April 18, 2023 | Stamford, CT — Approximately 40% of U.S. small businesses and mid-sized companies are experiencing tighter lending standards, including about one in 10 companies who say credit standards have already tightened considerably.
Tightening lending markets are exacerbating concerns among company owners and executives about the near-term outlook for their businesses. The Greenwich Optimism Index has been stuck in negative territory since the U.S. Federal Reserve started hiking interest rates in March 2022. A negative reading indicates that a majority of small businesses and mid-sized companies expect the economic conditions to deteriorate going forward, rather than improve.
Participants in the latest Greenwich Market Pulse continue citing inflation, rising interest rates and a persistently tight labor market as key challenges.
“Fueling the negative outlook are reports of poor sentiment among manufacturers, decreased demand from large customers, and concerns about weakening earnings,” says Chris McDonnell, Head of Community, Commercial and Digital Banking at Coalition Greenwich.
Tighter credit markets have not caused small businesses and mid-sized companies to seek out new and more generous lenders—yet. However, Private Equity providers and other alternative sources of capital may present attractive non-traditional opportunities for companies seeking liquidity. About one in five Greenwich Market Pulse participants say they are likely to switch bank providers. This proportion is approximately twice the typical switching rate, but down from the 30% levels reached during the turmoil surrounding the COVID-19 crisis.

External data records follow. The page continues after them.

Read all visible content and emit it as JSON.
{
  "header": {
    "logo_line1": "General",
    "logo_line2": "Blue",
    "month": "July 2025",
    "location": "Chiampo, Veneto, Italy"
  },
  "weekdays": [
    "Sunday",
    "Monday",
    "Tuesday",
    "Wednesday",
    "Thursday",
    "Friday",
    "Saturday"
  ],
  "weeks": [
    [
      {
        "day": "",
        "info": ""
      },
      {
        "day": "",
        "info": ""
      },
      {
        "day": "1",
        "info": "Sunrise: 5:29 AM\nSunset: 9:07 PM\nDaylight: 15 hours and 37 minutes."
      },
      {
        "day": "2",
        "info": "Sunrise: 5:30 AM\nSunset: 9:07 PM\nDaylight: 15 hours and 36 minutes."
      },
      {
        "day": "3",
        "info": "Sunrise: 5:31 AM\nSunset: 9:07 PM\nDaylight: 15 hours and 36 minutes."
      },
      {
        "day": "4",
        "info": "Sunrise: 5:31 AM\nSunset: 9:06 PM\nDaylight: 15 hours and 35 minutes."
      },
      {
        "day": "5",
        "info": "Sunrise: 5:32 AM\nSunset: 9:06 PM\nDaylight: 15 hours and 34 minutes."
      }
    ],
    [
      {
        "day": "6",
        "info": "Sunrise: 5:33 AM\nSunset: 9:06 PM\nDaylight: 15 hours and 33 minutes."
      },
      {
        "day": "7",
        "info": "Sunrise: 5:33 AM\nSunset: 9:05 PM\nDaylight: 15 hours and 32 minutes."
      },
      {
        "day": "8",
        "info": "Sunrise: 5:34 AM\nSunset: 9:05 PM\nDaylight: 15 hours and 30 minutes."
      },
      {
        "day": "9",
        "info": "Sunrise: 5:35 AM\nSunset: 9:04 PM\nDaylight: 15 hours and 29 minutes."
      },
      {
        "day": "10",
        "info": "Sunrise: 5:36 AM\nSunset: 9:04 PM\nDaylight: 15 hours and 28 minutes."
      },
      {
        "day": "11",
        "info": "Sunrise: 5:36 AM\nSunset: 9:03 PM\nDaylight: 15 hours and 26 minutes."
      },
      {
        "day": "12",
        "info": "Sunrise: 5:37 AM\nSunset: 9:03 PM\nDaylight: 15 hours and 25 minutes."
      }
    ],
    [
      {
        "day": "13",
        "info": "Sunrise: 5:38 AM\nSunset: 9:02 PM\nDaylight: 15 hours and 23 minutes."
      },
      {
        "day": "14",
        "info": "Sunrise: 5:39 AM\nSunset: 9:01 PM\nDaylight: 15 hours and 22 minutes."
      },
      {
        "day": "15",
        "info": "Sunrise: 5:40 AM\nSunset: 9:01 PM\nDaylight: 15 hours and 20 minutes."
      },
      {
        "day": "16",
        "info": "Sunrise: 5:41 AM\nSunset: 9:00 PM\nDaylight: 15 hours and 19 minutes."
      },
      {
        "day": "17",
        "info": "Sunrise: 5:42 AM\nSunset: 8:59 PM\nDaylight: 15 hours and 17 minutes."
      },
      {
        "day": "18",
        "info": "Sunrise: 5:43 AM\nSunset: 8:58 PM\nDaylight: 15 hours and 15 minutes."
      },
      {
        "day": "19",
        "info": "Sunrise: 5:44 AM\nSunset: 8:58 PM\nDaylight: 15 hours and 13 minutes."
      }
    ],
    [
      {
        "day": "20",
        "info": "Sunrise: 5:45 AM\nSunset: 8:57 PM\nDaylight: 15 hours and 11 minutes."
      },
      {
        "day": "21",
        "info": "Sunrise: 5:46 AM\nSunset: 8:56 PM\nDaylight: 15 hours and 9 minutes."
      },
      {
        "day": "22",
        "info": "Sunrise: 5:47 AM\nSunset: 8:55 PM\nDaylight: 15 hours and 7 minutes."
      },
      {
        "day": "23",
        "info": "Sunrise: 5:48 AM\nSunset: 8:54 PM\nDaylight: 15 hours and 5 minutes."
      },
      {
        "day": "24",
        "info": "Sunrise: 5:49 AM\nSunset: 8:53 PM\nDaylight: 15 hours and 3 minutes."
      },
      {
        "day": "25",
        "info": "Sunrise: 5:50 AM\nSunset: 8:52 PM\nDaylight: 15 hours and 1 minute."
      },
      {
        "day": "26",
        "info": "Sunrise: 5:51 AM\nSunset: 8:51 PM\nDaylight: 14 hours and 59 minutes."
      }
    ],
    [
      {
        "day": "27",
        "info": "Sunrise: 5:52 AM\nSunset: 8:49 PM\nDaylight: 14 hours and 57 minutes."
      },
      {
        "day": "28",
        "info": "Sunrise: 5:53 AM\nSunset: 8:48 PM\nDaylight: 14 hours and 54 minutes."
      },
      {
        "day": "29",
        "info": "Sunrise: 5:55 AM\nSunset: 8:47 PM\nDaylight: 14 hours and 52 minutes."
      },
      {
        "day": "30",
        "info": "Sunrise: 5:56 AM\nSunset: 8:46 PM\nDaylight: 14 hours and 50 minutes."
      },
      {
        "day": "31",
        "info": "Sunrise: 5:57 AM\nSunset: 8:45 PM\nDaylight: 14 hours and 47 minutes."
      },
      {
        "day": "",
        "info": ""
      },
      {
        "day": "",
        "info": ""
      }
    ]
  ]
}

U.S. Businesses Maintaining Investment Plans, Relying More on Cash
Despite the change in conditions, a large majority — roughly 80% — of companies plan to maintain or even increase planned capital expenditures for 2023. However, with banks becoming less generous with credit, small businesses and mid-sized companies are forced to adjust. Two thirds of the companies planning to increase capital expenditures plan to finance that growth through cash/retained earnings. At the other end of the spectrum, about one in five companies plans to reduce capital expenditures below expected levels for 2023 and almost 90% of those companies plan to reduce borrowing, including 15% of businesses planning to suspend borrowing altogether.
The recent Greenwich Market Pulse updates the Greenwich Optimism Index, companies’ financing and spending plans, and provides insights into what companies are looking for from their banks in areas like data and analytics, digital banking services and open banking.